November 20, $1000 paid on No. 119679 1000.00

November 20, $ 500 paid on No. 121552 500.00

$2500.00

Balance due $29820.00

On January 29, 1934, there was added to the assets the $4500.00 collateral note, which was given a number and entered on the ledger:

No. 123059 $ 4500.00

Total liability $34320.00

And on this date, January 29, 1934, the ledger shows notes paid:

Bal. of No. 119679 $ 2500.00

Bal. of No. 121552 8000.00

$28500.00

Balance still due $ 5820.00 as shown by ledger, made up of:

No. 108146 620.00

No. 123059 4500.00

$ 5820.00

*341 The $700 note has been taken care of by a direct assignment to the bank of the interest of Mrs. Herman Schatz in an estate, which will be paid when said estate is settled, and it is not involved in this litigation.

It will thus be seen that the $4500 note and the $620 note are not shown by the bank ledger to have been paid. This ledger was introduced in evidence by the defendants. It is the contention of the defendants that the two notes in suit were included in the settlement and should have been surrendered and marked paid the same as the other notes. They do not offer a syllable of evidence on their own behalf in support of this claim, and the records of the bank which were introduced by the defendants are to the contrary, and unless the indebtedness evidenced by these two notes is included in the assumption clause in the deeds, appellant must fail in this appeal.

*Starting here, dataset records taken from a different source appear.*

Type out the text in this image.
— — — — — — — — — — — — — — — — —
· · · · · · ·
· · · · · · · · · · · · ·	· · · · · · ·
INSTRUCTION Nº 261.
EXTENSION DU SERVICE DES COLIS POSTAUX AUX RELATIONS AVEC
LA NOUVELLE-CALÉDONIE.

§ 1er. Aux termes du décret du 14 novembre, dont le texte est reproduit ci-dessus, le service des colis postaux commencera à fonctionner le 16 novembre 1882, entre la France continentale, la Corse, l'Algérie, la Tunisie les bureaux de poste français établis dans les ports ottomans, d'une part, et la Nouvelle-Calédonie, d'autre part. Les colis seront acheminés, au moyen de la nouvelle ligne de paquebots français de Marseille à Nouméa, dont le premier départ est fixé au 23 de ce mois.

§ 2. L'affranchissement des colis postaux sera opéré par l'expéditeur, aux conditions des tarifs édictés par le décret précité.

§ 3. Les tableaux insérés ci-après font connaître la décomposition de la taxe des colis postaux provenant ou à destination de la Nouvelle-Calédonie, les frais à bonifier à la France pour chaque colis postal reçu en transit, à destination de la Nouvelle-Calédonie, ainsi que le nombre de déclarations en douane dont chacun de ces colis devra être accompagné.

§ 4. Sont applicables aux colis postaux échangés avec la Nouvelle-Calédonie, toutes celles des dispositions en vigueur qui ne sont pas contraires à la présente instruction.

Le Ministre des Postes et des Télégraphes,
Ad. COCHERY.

Appellant contends that by the terms of a blanket clause contained in each of the three mortgages, namely, the $12,000 mortgage, the $4,000 mortgage, and the $8,500 mortgage, which were against the two farms at the time they were deeded back to the bank, or rather to the bank’s holding company, the First Farm Land Company, said mortgages secured not only the three above mentioned notes which were specifically described in the mortgages, but also covered all other indebtedness of the mortgagor held by said bank at that time, and that therefore under the assumption clause contained in the deeds, the grantee assumed and agreed to pay not only the debts described in the mortgages specifically, but also all other indebtedness secured by said mortgages under said blanket clause as well.

It is admitted by appellee that the $4,500 note sued upon was, up until the 29th day of January, 1934, held as collateral and represented no independent original consideration, that nothing save the right to continue his line of credit represented by other notes at the bank passed to Mr. Schatz. This being true, when the notes were paid for which this collateral security was held, the maker was entitled to his collateral note and to have the mortgage securing the same released and can-celled.